Jesús Vázquez

Personal information
- Full name: Jesús Antonio Vázquez Ocampo
- Date of birth: March 22, 1995 (age 31)
- Place of birth: San Luis Obispo, California, United States
- Height: 6 ft 0 in (1.83 m)
- Position: Center-back

Youth career
- 2014–2016: Tigres UANL
- 2016–2017: Santos Laguna

Senior career*
- Years: Team / Apps / (Gls)
- 2017–2019: Tigres UANL / 0 / (0)
- 2017–2018: → Atlante (loan) / 5 / (0)
- 2019: → Cancún (loan) / 14 / (0)
- 2019–2021: Atlante / 1 / (0)
- 2020–2021: LA Galaxy II / 41 / (2)
- 2022: Rio Grande Valley FC / 16 / (1)
- 2022: → Indy Eleven (loan) / 3 / (0)
- 2022–2023: Indy Eleven / 32 / (1)

= Jesús Vázquez (footballer, born 1995) =

American soccer player

Jesús Antonio Vázquez Ocampo (born March 22, 1995) is an American professional soccer player who last played as a center-back for Indy Eleven in the USL Championship.

==Club career==
Vázquez was loaned to Indy Eleven on July 25, 2022, for the remainder of the 2022 USL Championship season.

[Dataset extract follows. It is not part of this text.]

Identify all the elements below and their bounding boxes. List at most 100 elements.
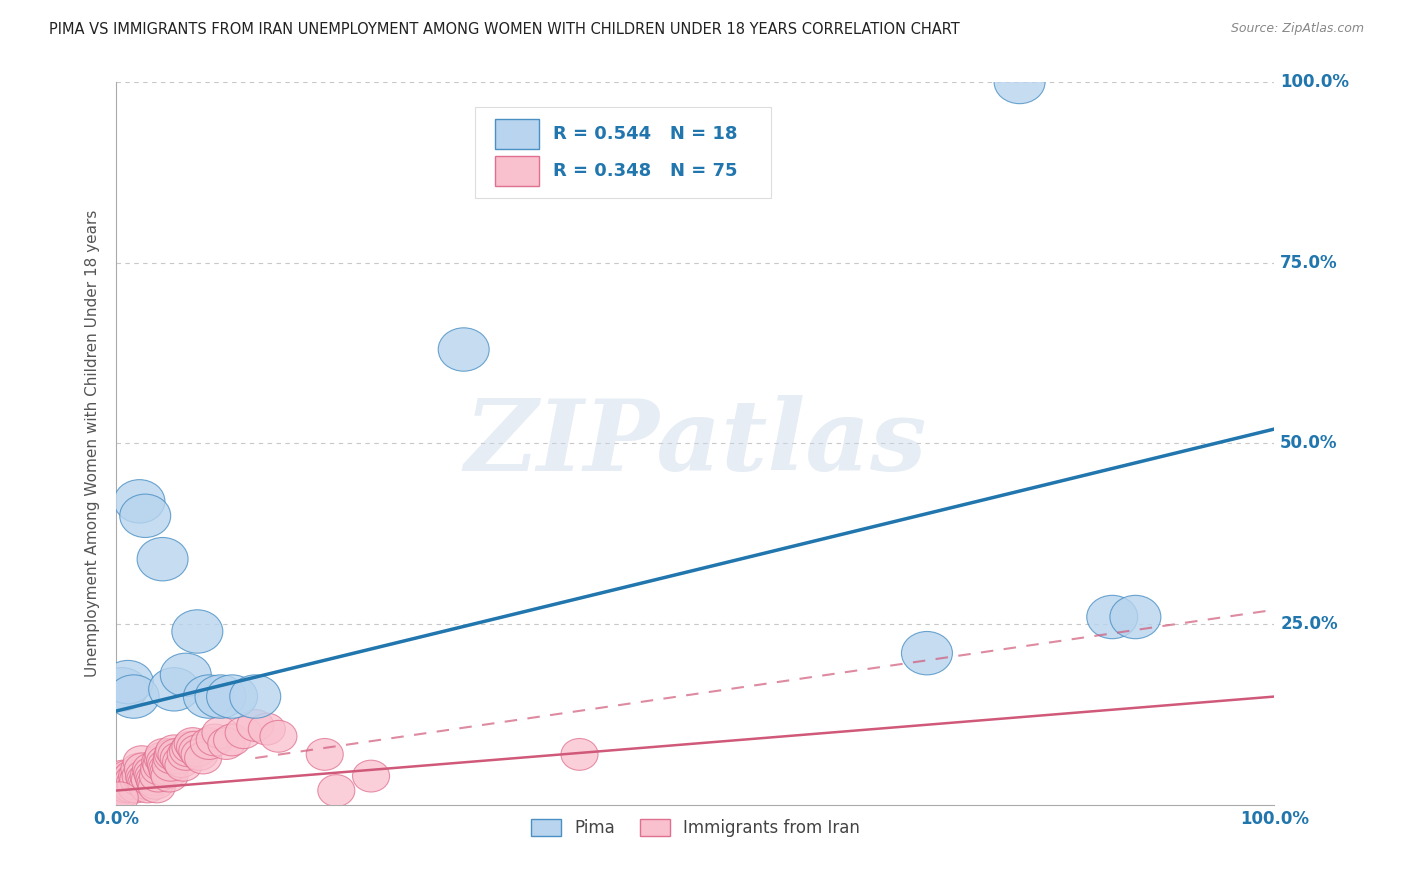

Indy sent midfielder Jonas Fjeldberg in return. On August 18, Indy Eleven opted to make his deal at the club permanent and signed him to a new contract.

Indy Eleven released Vázquez following the conclusion of the 2023 USL Championship season on November 30, 2023. Vázquez made 32 league appearances for the Indianapolis-based club, scoring one goal.